Why card and mobile money interoperability is key to empowering African consumers and entrepreneurs – TechEconomy.ng

When I founded MFS Africa over a decade ago, I established a simple measure of business success. To make it easy to get to my mother’s honey business in Porto-Novo, Benin, to collect payments from her customers across the continent – and to make the process as easy as a phone call.

When it comes to Africa and financial empowerment, we need to recognize that consumers have the same wants and needs as consumers anywhere else in the world. Africans on the continent want to order the latest clothes and electronics and have them delivered on time.

We can agree that mobile money has done a lot to expand financial inclusion, but more is needed if they want to shop seamlessly outside of their country and the continent. We need to enable interoperability between mobile money and cards.

In other words, ensuring that merchants are able to accept payments from any consumer, whether using mobile money or a card and whether online or offline.

To understand the magnitude of the opportunity that interoperability represents, it is worth taking a look at the retail sector in Africa.
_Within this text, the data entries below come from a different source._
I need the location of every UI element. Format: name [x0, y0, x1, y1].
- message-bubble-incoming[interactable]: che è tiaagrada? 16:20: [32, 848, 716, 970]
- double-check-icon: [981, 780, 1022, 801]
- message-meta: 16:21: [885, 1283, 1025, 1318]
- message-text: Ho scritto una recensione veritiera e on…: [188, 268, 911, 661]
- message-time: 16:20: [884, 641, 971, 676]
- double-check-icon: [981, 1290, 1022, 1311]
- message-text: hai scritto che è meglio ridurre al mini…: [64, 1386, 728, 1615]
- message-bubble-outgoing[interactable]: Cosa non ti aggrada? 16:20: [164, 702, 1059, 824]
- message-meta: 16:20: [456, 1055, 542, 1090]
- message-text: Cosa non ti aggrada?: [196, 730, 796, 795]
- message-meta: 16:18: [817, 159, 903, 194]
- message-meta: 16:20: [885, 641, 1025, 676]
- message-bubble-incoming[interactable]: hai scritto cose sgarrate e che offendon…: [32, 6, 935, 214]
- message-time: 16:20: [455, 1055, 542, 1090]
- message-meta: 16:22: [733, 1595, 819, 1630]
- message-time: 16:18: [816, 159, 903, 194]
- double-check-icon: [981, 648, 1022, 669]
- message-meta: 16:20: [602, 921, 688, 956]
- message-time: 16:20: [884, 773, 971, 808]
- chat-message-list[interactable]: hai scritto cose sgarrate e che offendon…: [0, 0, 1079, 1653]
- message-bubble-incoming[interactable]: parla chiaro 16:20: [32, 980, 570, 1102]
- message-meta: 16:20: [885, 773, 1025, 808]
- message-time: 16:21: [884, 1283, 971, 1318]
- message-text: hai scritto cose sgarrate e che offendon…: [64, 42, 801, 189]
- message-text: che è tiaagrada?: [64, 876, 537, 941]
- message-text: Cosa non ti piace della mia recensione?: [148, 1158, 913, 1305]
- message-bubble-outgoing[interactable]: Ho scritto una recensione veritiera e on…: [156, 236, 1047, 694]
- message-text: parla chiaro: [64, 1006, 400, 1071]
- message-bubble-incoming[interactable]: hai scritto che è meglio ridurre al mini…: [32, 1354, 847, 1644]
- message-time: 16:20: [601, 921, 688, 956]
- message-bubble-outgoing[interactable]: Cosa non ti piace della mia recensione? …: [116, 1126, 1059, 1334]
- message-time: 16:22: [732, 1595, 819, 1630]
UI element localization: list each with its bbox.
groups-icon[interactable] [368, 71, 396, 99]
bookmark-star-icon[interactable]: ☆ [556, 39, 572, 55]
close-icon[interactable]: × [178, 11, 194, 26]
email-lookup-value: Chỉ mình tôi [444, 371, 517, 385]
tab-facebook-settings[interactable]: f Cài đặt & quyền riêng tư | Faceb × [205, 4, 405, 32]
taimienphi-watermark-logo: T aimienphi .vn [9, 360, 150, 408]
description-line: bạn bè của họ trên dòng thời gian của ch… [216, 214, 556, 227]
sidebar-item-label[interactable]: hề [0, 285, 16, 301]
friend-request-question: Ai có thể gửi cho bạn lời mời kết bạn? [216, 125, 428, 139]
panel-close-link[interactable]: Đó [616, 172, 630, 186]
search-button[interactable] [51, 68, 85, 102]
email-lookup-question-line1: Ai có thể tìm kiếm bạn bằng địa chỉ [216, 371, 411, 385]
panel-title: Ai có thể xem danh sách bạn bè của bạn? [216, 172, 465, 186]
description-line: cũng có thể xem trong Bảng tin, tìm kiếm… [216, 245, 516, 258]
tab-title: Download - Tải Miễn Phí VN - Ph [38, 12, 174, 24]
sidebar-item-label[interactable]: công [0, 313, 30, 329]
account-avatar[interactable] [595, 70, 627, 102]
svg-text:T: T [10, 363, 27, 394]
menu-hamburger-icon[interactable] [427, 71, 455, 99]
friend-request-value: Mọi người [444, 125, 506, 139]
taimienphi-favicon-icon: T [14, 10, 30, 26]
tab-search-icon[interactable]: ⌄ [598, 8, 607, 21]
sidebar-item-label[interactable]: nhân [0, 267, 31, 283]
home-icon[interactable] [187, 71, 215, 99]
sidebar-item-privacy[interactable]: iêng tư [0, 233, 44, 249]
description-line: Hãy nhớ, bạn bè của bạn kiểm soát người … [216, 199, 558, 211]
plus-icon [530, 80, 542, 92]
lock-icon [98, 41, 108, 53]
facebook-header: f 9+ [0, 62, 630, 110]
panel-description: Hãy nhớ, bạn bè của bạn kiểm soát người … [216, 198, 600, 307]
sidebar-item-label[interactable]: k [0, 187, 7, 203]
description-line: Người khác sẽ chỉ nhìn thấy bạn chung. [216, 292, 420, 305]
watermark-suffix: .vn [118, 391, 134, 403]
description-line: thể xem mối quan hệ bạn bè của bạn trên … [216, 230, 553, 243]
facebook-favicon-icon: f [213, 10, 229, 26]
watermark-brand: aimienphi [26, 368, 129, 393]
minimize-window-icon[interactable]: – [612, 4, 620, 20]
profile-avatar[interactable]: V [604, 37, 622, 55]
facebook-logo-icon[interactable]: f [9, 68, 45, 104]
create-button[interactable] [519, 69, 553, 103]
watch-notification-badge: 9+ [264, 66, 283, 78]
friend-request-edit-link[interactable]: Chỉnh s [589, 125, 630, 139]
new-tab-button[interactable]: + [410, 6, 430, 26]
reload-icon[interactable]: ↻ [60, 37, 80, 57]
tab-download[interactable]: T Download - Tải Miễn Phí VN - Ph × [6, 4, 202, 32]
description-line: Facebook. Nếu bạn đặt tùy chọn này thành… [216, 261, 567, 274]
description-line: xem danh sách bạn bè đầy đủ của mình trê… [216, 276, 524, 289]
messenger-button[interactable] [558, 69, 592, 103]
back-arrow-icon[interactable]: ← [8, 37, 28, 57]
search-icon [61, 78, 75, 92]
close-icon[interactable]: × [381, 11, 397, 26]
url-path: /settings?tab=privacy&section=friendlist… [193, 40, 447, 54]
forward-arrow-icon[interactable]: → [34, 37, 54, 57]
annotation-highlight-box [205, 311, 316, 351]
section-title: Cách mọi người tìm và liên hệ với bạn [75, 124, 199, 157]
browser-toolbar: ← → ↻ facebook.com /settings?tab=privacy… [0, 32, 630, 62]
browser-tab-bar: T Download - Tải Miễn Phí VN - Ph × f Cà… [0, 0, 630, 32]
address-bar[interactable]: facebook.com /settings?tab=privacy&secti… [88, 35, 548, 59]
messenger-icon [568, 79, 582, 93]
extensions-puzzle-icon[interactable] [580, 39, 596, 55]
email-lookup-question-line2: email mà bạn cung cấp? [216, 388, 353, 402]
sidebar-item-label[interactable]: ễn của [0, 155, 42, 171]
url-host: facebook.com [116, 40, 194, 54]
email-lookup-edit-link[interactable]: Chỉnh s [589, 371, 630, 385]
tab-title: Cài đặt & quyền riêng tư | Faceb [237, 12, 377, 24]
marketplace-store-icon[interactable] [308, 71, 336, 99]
In an industry worth hundreds of billions of dollars, online commerce accounts for just one percent of sales, compared to a global average of 15%.

Interoperability between cards and mobile money has the potential not only to bring this ratio in line with global standards, but also to grow the industry as a whole. The appetite, after all, is clearly there.

The COVID 19 pandemic has seen e-commerce sales in Africa grow by 42% between 2019 and 2020. Imagine what the growth will look like as people can buy and sell seamlessly no matter where they are and what channel they use.

Beyond the mobile money narrative

This emphasis on interoperability represents a slight departure from the mobile money narrative that has dominated discourse to date (some might argue that even this narrative has been too focused on the success of MPesa in Kenya, with people elsewhere on the continent simply considered unbanked).

In many ways, it is understandable that so much attention has been given to the mobile money narrative in Africa. Its growth has been nothing short of explosive.

According to the GSMA’s State of the Mobile Money Industry Report 2022, mobile money transactions in Africa grew by 39% in 2021 to $701.4 billion, or 70% of the total global. As a result, many of the world’s biggest digital merchants – including Spotify in partnership with dLocal – have started accepting mobile money payments.

By 2025, it is estimated that approximately one million young people in Sub-Saharan Africa will have some kind of informal employment in the mobile sector, many of whom will work as mobile money agents.

Much of the growth in mobile money is due to the fact that many Africans – around 57% of the continent’s inhabitants, or around 95 million people – do not have a traditional bank account. But despite all the acceptance of mobile money, there are still instances where cards are the preferred method of payment for consumers and merchants.

It is therefore imperative that we change the narrative to one where Africans will never have to adopt cards because of mobile money. Instead, we must seek to facilitate interoperability between mobile money and cards and promote wide-scale adoption.

Make payments truly borderless

For Africa’s fintech revolution to reach its true potential, interoperability cannot be limited to the continent. It must be completely borderless.

This means that African consumers and businesses should be able to make payments to any destination, whether online or offline. For us at MFS Africa, this means connecting mobile money to the rest of the world. Map networks seem to be the best way to achieve this. It’s also something we’ve been working on for some time. In 2019, for example, we entered into an agreement with Visa to connect our MFS Africa HUB to the Visa network to enable large-scale card issuance. It was a slow burn, but with the recent acquisition of US company GTP, we are in a unique position to accelerate interoperability.

We’re not the only ones to think so either. The recent launch of the Mpesa Global card with Visa highlights how quickly international players are realizing the need for interoperability. We are now at the point where every mobile money user’s dream of having a card attached to their mobile money accounts is an achievable reality. For our continent to realize the potential of the fintech revolution, mobile money must continue to evolve and interoperability is key.